Career goals, Tom Brady, the growth of ESPN and the top five quarterbacks in National Football League history.
Those are some of the topics SportsCenter anchor Chris Berman covered while speaking to a group of students and faculty at Broward College in Fort Lauderdale last month.
Berman spoke to the students in a “fireside chat” setting before his announced appearance at the Broward Center for the Performing Arts, which wrapped up the school’s 2015 speaker series that started in January.
Broward College sophomore Fernando Pesantes, who attended the event after a last-minute invitation, liked the intimacy of the setting and was glad he made time for the event.
“This was awesome,” Pesantes said. “It’s a lot better than what I expected and a lot better than advertised. It definitely kept me captivated the whole time and it was really cool. [Berman] is inspirational, especially as he talks about his past experiences and his answers for the questions were all really good.”
Students and faculty asked Berman questions about his life and experiences during his visit, which was moderated by Willis Holcombe Center Associate Dean of Academics Thomas Nguyen. Below are excerpts of Berman’s time with the students. The questions and answers have been edited for clarity.
Nguyen: Do you have any general comments for our students?
Berman: There were 70 or 80 of us at the time [when ESPN started] … A lot can happen in 35 years; it seems like a long time, but it’s not really. In that time we’ve gone from about 70 people to 7,000 and from one station to everything that we have now. For me, it was very interesting being there because we didn’t know what the hell was going to happen. I was 24, so it didn’t matter to me. I was doing what I wanted to do and it wasn’t about the money. I was making about $16,000 [doing] the 3 a.m. show …
I know it seems impossible that ESPN was a question mark, once upon a time. But we didn’t know, and I didn’t know that I was going to be good at it … But my message to students is you have time. If you’re good at it, it’s fun to do, just go for it, whatever it is that you want to do. It doesn’t always work out, and life isn’t totally fair, but it’s worth finding out. The rest of your life you know you gave it an honest shot.
Nguyen: You’ve interviewed many sports legends over the years. Can you share with us some of the favorite folks that you’ve interviewed, or maybe those that were more difficult to interview?
Berman: Let’s just take football. The ones who are still playing in their 30s, and that’s late in their careers [in football terms], they want to do it. They want to be great at it. They [don’t do it for the money because they] have enough money after 10 years if they are fortunate enough to play pro football. There is a drive and a commitment.
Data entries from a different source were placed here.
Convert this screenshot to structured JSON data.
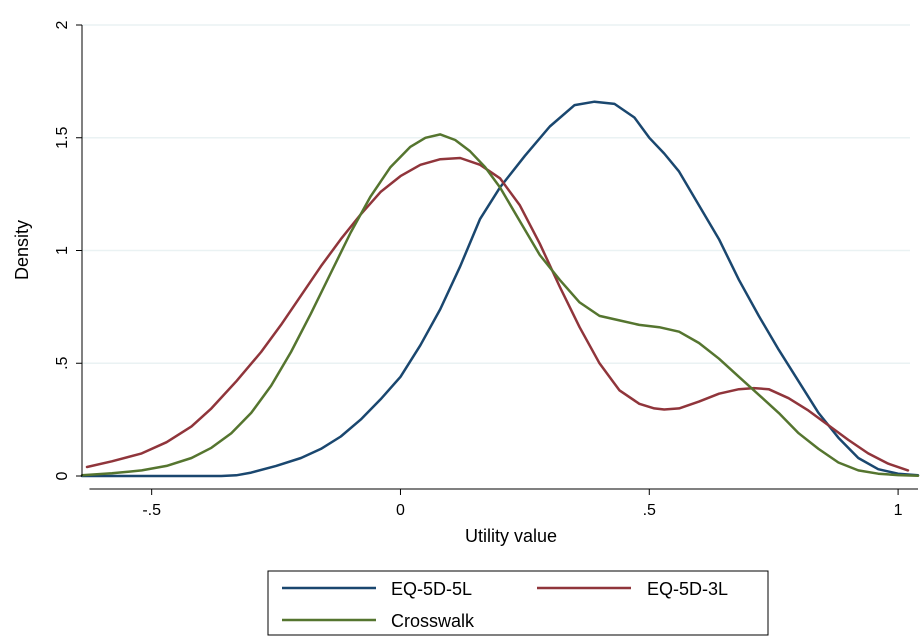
{
  "chart_data": {
    "type": "line",
    "title": "",
    "xlabel": "Utility value",
    "ylabel": "Density",
    "xlim": [
      -0.64,
      1.04
    ],
    "ylim": [
      0,
      2
    ],
    "xticks": [
      -0.5,
      0,
      0.5,
      1
    ],
    "xtick_labels": [
      "-.5",
      "0",
      ".5",
      "1"
    ],
    "yticks": [
      0,
      0.5,
      1,
      1.5,
      2
    ],
    "ytick_labels": [
      "0",
      ".5",
      "1",
      "1.5",
      "2"
    ],
    "grid": "horizontal",
    "legend_position": "bottom",
    "colors": {
      "eq5d5l": "#1a476f",
      "eq5d3l": "#90353b",
      "crosswalk": "#55752f"
    },
    "series": [
      {
        "name": "EQ-5D-5L",
        "color": "#1a476f",
        "x": [
          -0.64,
          -0.55,
          -0.45,
          -0.36,
          -0.33,
          -0.3,
          -0.25,
          -0.2,
          -0.16,
          -0.12,
          -0.08,
          -0.04,
          0.0,
          0.04,
          0.08,
          0.12,
          0.16,
          0.2,
          0.25,
          0.3,
          0.35,
          0.39,
          0.43,
          0.47,
          0.5,
          0.53,
          0.56,
          0.6,
          0.64,
          0.68,
          0.72,
          0.76,
          0.8,
          0.84,
          0.88,
          0.92,
          0.96,
          1.0,
          1.04
        ],
        "y": [
          0.0,
          0.0,
          0.0,
          0.0,
          0.003,
          0.015,
          0.045,
          0.08,
          0.12,
          0.175,
          0.25,
          0.34,
          0.44,
          0.58,
          0.74,
          0.93,
          1.14,
          1.28,
          1.42,
          1.55,
          1.645,
          1.66,
          1.65,
          1.59,
          1.5,
          1.43,
          1.35,
          1.2,
          1.05,
          0.87,
          0.71,
          0.56,
          0.42,
          0.28,
          0.17,
          0.08,
          0.03,
          0.01,
          0.003
        ]
      },
      {
        "name": "EQ-5D-3L",
        "color": "#90353b",
        "x": [
          -0.63,
          -0.58,
          -0.52,
          -0.47,
          -0.42,
          -0.38,
          -0.33,
          -0.28,
          -0.24,
          -0.2,
          -0.16,
          -0.12,
          -0.08,
          -0.04,
          0.0,
          0.04,
          0.08,
          0.12,
          0.16,
          0.2,
          0.24,
          0.28,
          0.32,
          0.36,
          0.4,
          0.44,
          0.48,
          0.51,
          0.53,
          0.56,
          0.6,
          0.64,
          0.68,
          0.71,
          0.74,
          0.78,
          0.82,
          0.86,
          0.9,
          0.94,
          0.98,
          1.02
        ],
        "y": [
          0.04,
          0.065,
          0.1,
          0.15,
          0.22,
          0.3,
          0.42,
          0.55,
          0.67,
          0.8,
          0.93,
          1.05,
          1.16,
          1.26,
          1.33,
          1.38,
          1.405,
          1.41,
          1.38,
          1.32,
          1.2,
          1.03,
          0.84,
          0.66,
          0.5,
          0.38,
          0.32,
          0.3,
          0.295,
          0.3,
          0.33,
          0.365,
          0.385,
          0.39,
          0.385,
          0.345,
          0.29,
          0.225,
          0.16,
          0.1,
          0.055,
          0.025
        ]
      },
      {
        "name": "Crosswalk",
        "color": "#55752f",
        "x": [
          -0.64,
          -0.58,
          -0.52,
          -0.47,
          -0.42,
          -0.38,
          -0.34,
          -0.3,
          -0.26,
          -0.22,
          -0.18,
          -0.14,
          -0.1,
          -0.06,
          -0.02,
          0.02,
          0.05,
          0.08,
          0.11,
          0.14,
          0.17,
          0.2,
          0.24,
          0.28,
          0.32,
          0.36,
          0.4,
          0.44,
          0.48,
          0.52,
          0.56,
          0.6,
          0.64,
          0.68,
          0.72,
          0.76,
          0.8,
          0.84,
          0.88,
          0.92,
          0.96,
          1.0,
          1.04
        ],
        "y": [
          0.003,
          0.012,
          0.025,
          0.045,
          0.08,
          0.125,
          0.19,
          0.28,
          0.4,
          0.55,
          0.72,
          0.9,
          1.08,
          1.24,
          1.37,
          1.46,
          1.5,
          1.515,
          1.49,
          1.44,
          1.37,
          1.28,
          1.13,
          0.98,
          0.87,
          0.77,
          0.71,
          0.69,
          0.67,
          0.66,
          0.64,
          0.59,
          0.52,
          0.44,
          0.36,
          0.28,
          0.19,
          0.12,
          0.06,
          0.025,
          0.01,
          0.004,
          0.001
        ]
      }
    ]
  }
}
I remember the late Walter Payton, you wouldn’t know that he was the all-time rushing leader [at the time]. When you sat and talked with him [he was always about practicing].
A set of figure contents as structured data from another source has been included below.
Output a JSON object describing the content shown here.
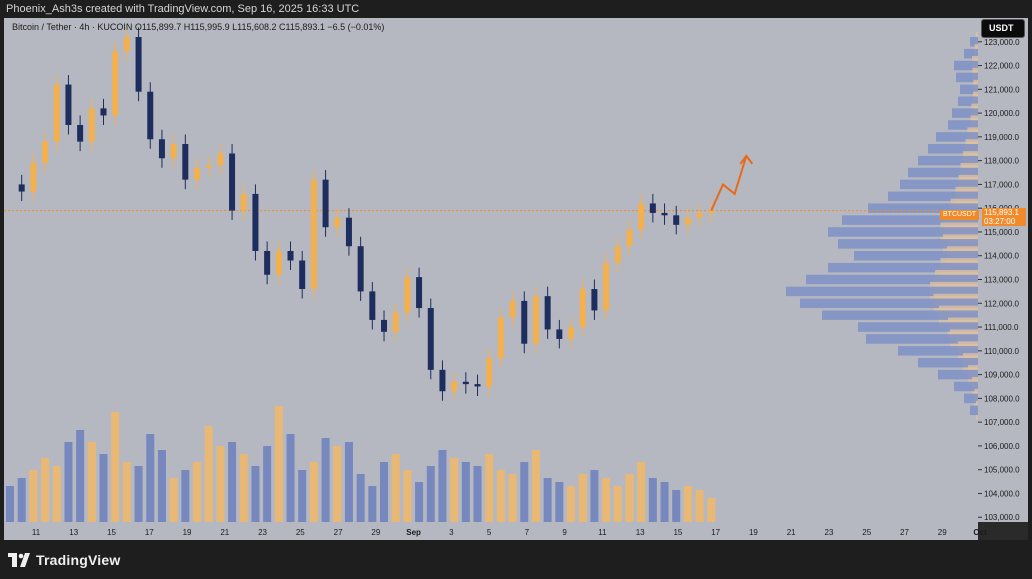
{
  "header": {
    "credit": "Phoenix_Ash3s created with TradingView.com, Sep 16, 2025 16:33 UTC"
  },
  "legend": {
    "text": "Bitcoin / Tether · 4h · KUCOIN  O115,899.7  H115,995.9  L115,608.2  C115,893.1  −6.5 (−0.01%)"
  },
  "footer": {
    "brand": "TradingView"
  },
  "colors": {
    "background": "#b6b8c1",
    "up": "#f3b04f",
    "down": "#1c2d5e",
    "volume_up": "#f2b766",
    "volume_down": "#6b7fbd",
    "profile": "#7b8fc6",
    "profile_bg": "#dcc1a3",
    "price_line": "#f08a2a",
    "arrow": "#e86a17"
  },
  "chart_data": {
    "type": "candlestick",
    "quote": "USDT",
    "symbol": "BTCUSDT",
    "last_price": "115,893.1",
    "countdown": "03:27:00",
    "ylim": [
      102800,
      124000
    ],
    "y_ticks": [
      103000,
      104000,
      105000,
      106000,
      107000,
      108000,
      109000,
      110000,
      111000,
      112000,
      113000,
      114000,
      115000,
      116000,
      117000,
      118000,
      119000,
      120000,
      121000,
      122000,
      123000
    ],
    "y_tick_labels": [
      "103,000.0",
      "104,000.0",
      "105,000.0",
      "106,000.0",
      "107,000.0",
      "108,000.0",
      "109,000.0",
      "110,000.0",
      "111,000.0",
      "112,000.0",
      "113,000.0",
      "114,000.0",
      "115,000.0",
      "116,000.0",
      "117,000.0",
      "118,000.0",
      "119,000.0",
      "120,000.0",
      "121,000.0",
      "122,000.0",
      "123,000.0"
    ],
    "x_tick_labels": [
      "11",
      "13",
      "15",
      "17",
      "19",
      "21",
      "23",
      "25",
      "27",
      "29",
      "Sep",
      "3",
      "5",
      "7",
      "9",
      "11",
      "13",
      "15",
      "17",
      "19",
      "21",
      "23",
      "25",
      "27",
      "29",
      "Oct"
    ],
    "price_trend": [
      [
        0,
        117000
      ],
      [
        1,
        116700
      ],
      [
        2,
        117900
      ],
      [
        3,
        118800
      ],
      [
        4,
        121200
      ],
      [
        5,
        119500
      ],
      [
        6,
        118800
      ],
      [
        7,
        120200
      ],
      [
        8,
        119900
      ],
      [
        9,
        122600
      ],
      [
        10,
        123200
      ],
      [
        11,
        120900
      ],
      [
        12,
        118900
      ],
      [
        13,
        118100
      ],
      [
        14,
        118700
      ],
      [
        15,
        117200
      ],
      [
        16,
        117700
      ],
      [
        17,
        117800
      ],
      [
        18,
        118300
      ],
      [
        19,
        115900
      ],
      [
        20,
        116600
      ],
      [
        21,
        114200
      ],
      [
        22,
        113200
      ],
      [
        23,
        114200
      ],
      [
        24,
        113800
      ],
      [
        25,
        112600
      ],
      [
        26,
        117200
      ],
      [
        27,
        115200
      ],
      [
        28,
        115600
      ],
      [
        29,
        114400
      ],
      [
        30,
        112500
      ],
      [
        31,
        111300
      ],
      [
        32,
        110800
      ],
      [
        33,
        111600
      ],
      [
        34,
        113100
      ],
      [
        35,
        111800
      ],
      [
        36,
        109200
      ],
      [
        37,
        108300
      ],
      [
        38,
        108700
      ],
      [
        39,
        108600
      ],
      [
        40,
        108500
      ],
      [
        41,
        109700
      ],
      [
        42,
        111400
      ],
      [
        43,
        112100
      ],
      [
        44,
        110300
      ],
      [
        45,
        112300
      ],
      [
        46,
        110900
      ],
      [
        47,
        110500
      ],
      [
        48,
        111000
      ],
      [
        49,
        112600
      ],
      [
        50,
        111700
      ],
      [
        51,
        113700
      ],
      [
        52,
        114400
      ],
      [
        53,
        115100
      ],
      [
        54,
        116200
      ],
      [
        55,
        115800
      ],
      [
        56,
        115700
      ],
      [
        57,
        115300
      ],
      [
        58,
        115600
      ],
      [
        59,
        115800
      ],
      [
        60,
        115900
      ]
    ],
    "projection": [
      [
        60,
        115900
      ],
      [
        61,
        117000
      ],
      [
        62,
        116600
      ],
      [
        63,
        118200
      ]
    ],
    "volume": [
      18,
      22,
      26,
      32,
      28,
      40,
      46,
      40,
      34,
      55,
      30,
      28,
      44,
      36,
      22,
      26,
      30,
      48,
      38,
      40,
      34,
      28,
      38,
      58,
      44,
      26,
      30,
      42,
      38,
      40,
      24,
      18,
      30,
      34,
      26,
      20,
      28,
      36,
      32,
      30,
      28,
      34,
      26,
      24,
      30,
      36,
      22,
      20,
      18,
      24,
      26,
      22,
      18,
      24,
      30,
      22,
      20,
      16,
      18,
      16,
      12
    ],
    "volume_profile": [
      [
        123000,
        8
      ],
      [
        122500,
        14
      ],
      [
        122000,
        24
      ],
      [
        121500,
        22
      ],
      [
        121000,
        18
      ],
      [
        120500,
        20
      ],
      [
        120000,
        26
      ],
      [
        119500,
        30
      ],
      [
        119000,
        42
      ],
      [
        118500,
        50
      ],
      [
        118000,
        60
      ],
      [
        117500,
        70
      ],
      [
        117000,
        78
      ],
      [
        116500,
        90
      ],
      [
        116000,
        110
      ],
      [
        115500,
        136
      ],
      [
        115000,
        150
      ],
      [
        114500,
        140
      ],
      [
        114000,
        124
      ],
      [
        113500,
        150
      ],
      [
        113000,
        172
      ],
      [
        112500,
        192
      ],
      [
        112000,
        178
      ],
      [
        111500,
        156
      ],
      [
        111000,
        120
      ],
      [
        110500,
        112
      ],
      [
        110000,
        80
      ],
      [
        109500,
        60
      ],
      [
        109000,
        40
      ],
      [
        108500,
        24
      ],
      [
        108000,
        14
      ],
      [
        107500,
        8
      ]
    ]
  }
}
Joe Montana is a good friend of mine. He is another soft-spoken one. I asked him, ‘What is it about winning, Joe?’ He goes, ‘Well I’m just like a little kid. I’m afraid to lose.’ I was [surprised] because he had won [a lot].
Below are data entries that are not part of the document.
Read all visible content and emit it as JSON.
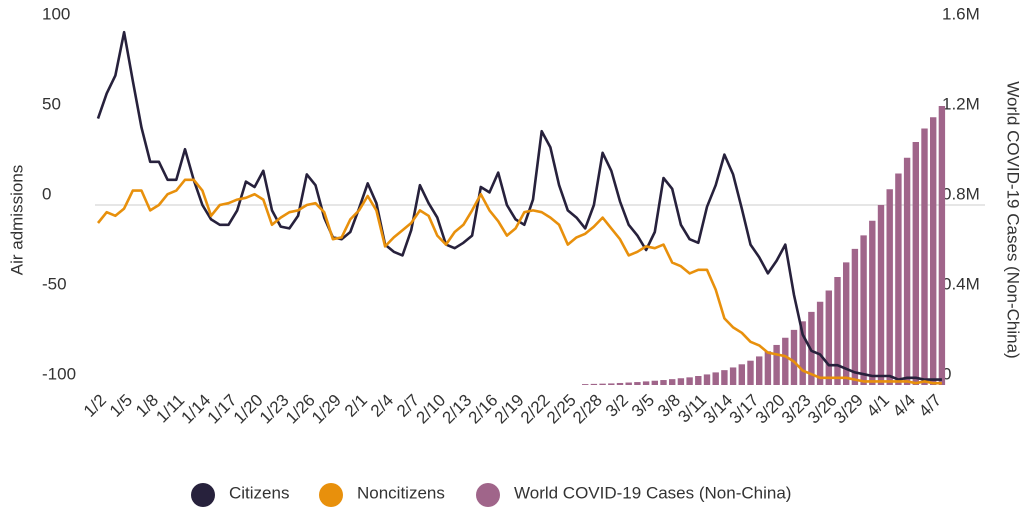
{
  "chart_data": {
    "type": "combo",
    "y_label": "Air admissions",
    "y2_label": "World COVID-19 Cases (Non-China)",
    "ylim": [
      -100,
      100
    ],
    "yticks": [
      -100,
      -50,
      0,
      50,
      100
    ],
    "y2lim": [
      0,
      1600000
    ],
    "y2ticks": [
      0,
      {
        "value": 400000,
        "label": "0.4M"
      },
      {
        "value": 800000,
        "label": "0.8M"
      },
      {
        "value": 1200000,
        "label": "1.2M"
      },
      {
        "value": 1600000,
        "label": "1.6M"
      }
    ],
    "zero_line": true,
    "categories": [
      "1/2",
      null,
      null,
      "1/5",
      null,
      null,
      "1/8",
      null,
      null,
      "1/11",
      null,
      null,
      "1/14",
      null,
      null,
      "1/17",
      null,
      null,
      "1/20",
      null,
      null,
      "1/23",
      null,
      null,
      "1/26",
      null,
      null,
      "1/29",
      null,
      null,
      "2/1",
      null,
      null,
      "2/4",
      null,
      null,
      "2/7",
      null,
      null,
      "2/10",
      null,
      null,
      "2/13",
      null,
      null,
      "2/16",
      null,
      null,
      "2/19",
      null,
      null,
      "2/22",
      null,
      null,
      "2/25",
      null,
      null,
      "2/28",
      null,
      null,
      "3/2",
      null,
      null,
      "3/5",
      null,
      null,
      "3/8",
      null,
      null,
      "3/11",
      null,
      null,
      "3/14",
      null,
      null,
      "3/17",
      null,
      null,
      "3/20",
      null,
      null,
      "3/23",
      null,
      null,
      "3/26",
      null,
      null,
      "3/29",
      null,
      null,
      "4/1",
      null,
      null,
      "4/4",
      null,
      null,
      "4/7",
      null
    ],
    "series": [
      {
        "name": "Citizens",
        "type": "line",
        "color": "#27213c",
        "values": [
          48,
          62,
          72,
          96,
          69,
          43,
          24,
          24,
          14,
          14,
          31,
          14,
          0,
          -8,
          -11,
          -11,
          -3,
          13,
          10,
          19,
          -3,
          -12,
          -13,
          -6,
          17,
          11,
          -7,
          -18,
          -19,
          -15,
          -2,
          12,
          1,
          -22,
          -26,
          -28,
          -14,
          11,
          1,
          -7,
          -22,
          -24,
          -21,
          -17,
          10,
          7,
          18,
          0,
          -8,
          -11,
          3,
          41,
          32,
          11,
          -3,
          -7,
          -13,
          0,
          29,
          19,
          2,
          -11,
          -17,
          -25,
          -15,
          15,
          9,
          -11,
          -19,
          -21,
          -1,
          11,
          28,
          17,
          -2,
          -22,
          -29,
          -38,
          -31,
          -22,
          -50,
          -72,
          -81,
          -83,
          -89,
          -89,
          -91,
          -93,
          -94,
          -95,
          -95,
          -95,
          -97,
          -96,
          -96,
          -97,
          -97,
          -97
        ]
      },
      {
        "name": "Noncitizens",
        "type": "line",
        "color": "#e8900c",
        "values": [
          -10,
          -4,
          -6,
          -2,
          8,
          8,
          -3,
          0,
          6,
          8,
          14,
          14,
          8,
          -6,
          0,
          1,
          3,
          4,
          6,
          3,
          -11,
          -7,
          -4,
          -3,
          0,
          1,
          -4,
          -19,
          -18,
          -8,
          -3,
          5,
          -3,
          -23,
          -18,
          -14,
          -10,
          -3,
          -6,
          -17,
          -22,
          -15,
          -11,
          -3,
          6,
          -3,
          -9,
          -17,
          -13,
          -4,
          -3,
          -4,
          -7,
          -11,
          -22,
          -18,
          -16,
          -12,
          -7,
          -13,
          -19,
          -28,
          -26,
          -23,
          -24,
          -22,
          -32,
          -34,
          -38,
          -36,
          -36,
          -47,
          -63,
          -68,
          -71,
          -76,
          -78,
          -82,
          -83,
          -84,
          -87,
          -92,
          -94,
          -96,
          -96,
          -96,
          -96,
          -97,
          -98,
          -98,
          -98,
          -98,
          -98,
          -98,
          -99,
          -98,
          -99,
          -99
        ]
      },
      {
        "name": "World COVID-19 Cases (Non-China)",
        "type": "bar",
        "axis": "y2",
        "color": "#a0658a",
        "values": [
          null,
          null,
          null,
          null,
          null,
          null,
          null,
          null,
          null,
          null,
          null,
          null,
          null,
          null,
          null,
          null,
          null,
          null,
          null,
          null,
          null,
          null,
          null,
          null,
          null,
          null,
          null,
          null,
          null,
          null,
          null,
          null,
          null,
          null,
          null,
          null,
          null,
          null,
          null,
          null,
          null,
          null,
          null,
          null,
          null,
          null,
          null,
          null,
          null,
          null,
          null,
          null,
          null,
          null,
          null,
          null,
          4000,
          5000,
          6000,
          7000,
          9000,
          11000,
          13000,
          16000,
          19000,
          22000,
          26000,
          30000,
          34000,
          40000,
          47000,
          56000,
          66000,
          78000,
          92000,
          108000,
          127000,
          150000,
          178000,
          210000,
          245000,
          283000,
          325000,
          370000,
          420000,
          480000,
          545000,
          605000,
          665000,
          730000,
          800000,
          870000,
          940000,
          1010000,
          1080000,
          1140000,
          1190000,
          1240000
        ]
      }
    ]
  }
}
So I don’t know who was the best. There are athletes that have such a joy to play the game, even though they know they could get hurt any minute and it’s tough work though the years.
Nguyen: What’s Dan Marino like and where do you rank him in top NFL quarterbacks?
Berman: First, Dan is a great guy, like you all know in this community. When Dan was early in his career, he was pretty standoffish to the media. I think because of all the stuff in the draft … I think he was stung by it – and rightly so. So I think he was a little guarded. At the time, I thought he was a pain in the butt. Now he’s grown into a great friend.
Where does he rank? … He’s good. If anyone put him in the top five, no one would argue. That’s pretty good when they’ve been playing football for almost 100 years.
Nguyen: What’s your take on ‘deflategate’?
Berman: Because no one has played a game [since it happened], and we haven’t moved on from it yet, it seems like, ‘Oh my God.’ But in the big picture, it probably won’t [factor in] very much. I don’t have the answers, and I haven’t read the 243 pages [of the investigation report], yet. It’s hard to connect the dots.
Here’s what we don’t know: If it was going on, how long it was going on – and what I really don’t know but by the time the season starts I’ll have my own opinion – how long has this been going on with how many other teams? I don’t know that. I’d like to think that what they are being penalized for didn’t actually happen the way it went down. If it did, that’s disappointing. It’s too bad because of what they just accomplished. In regards to [Tom Brady’s] legacy, I don’t think we’ll be talking about this in two years. It’ll be remembered, but that’s not why he won four Super Bowls.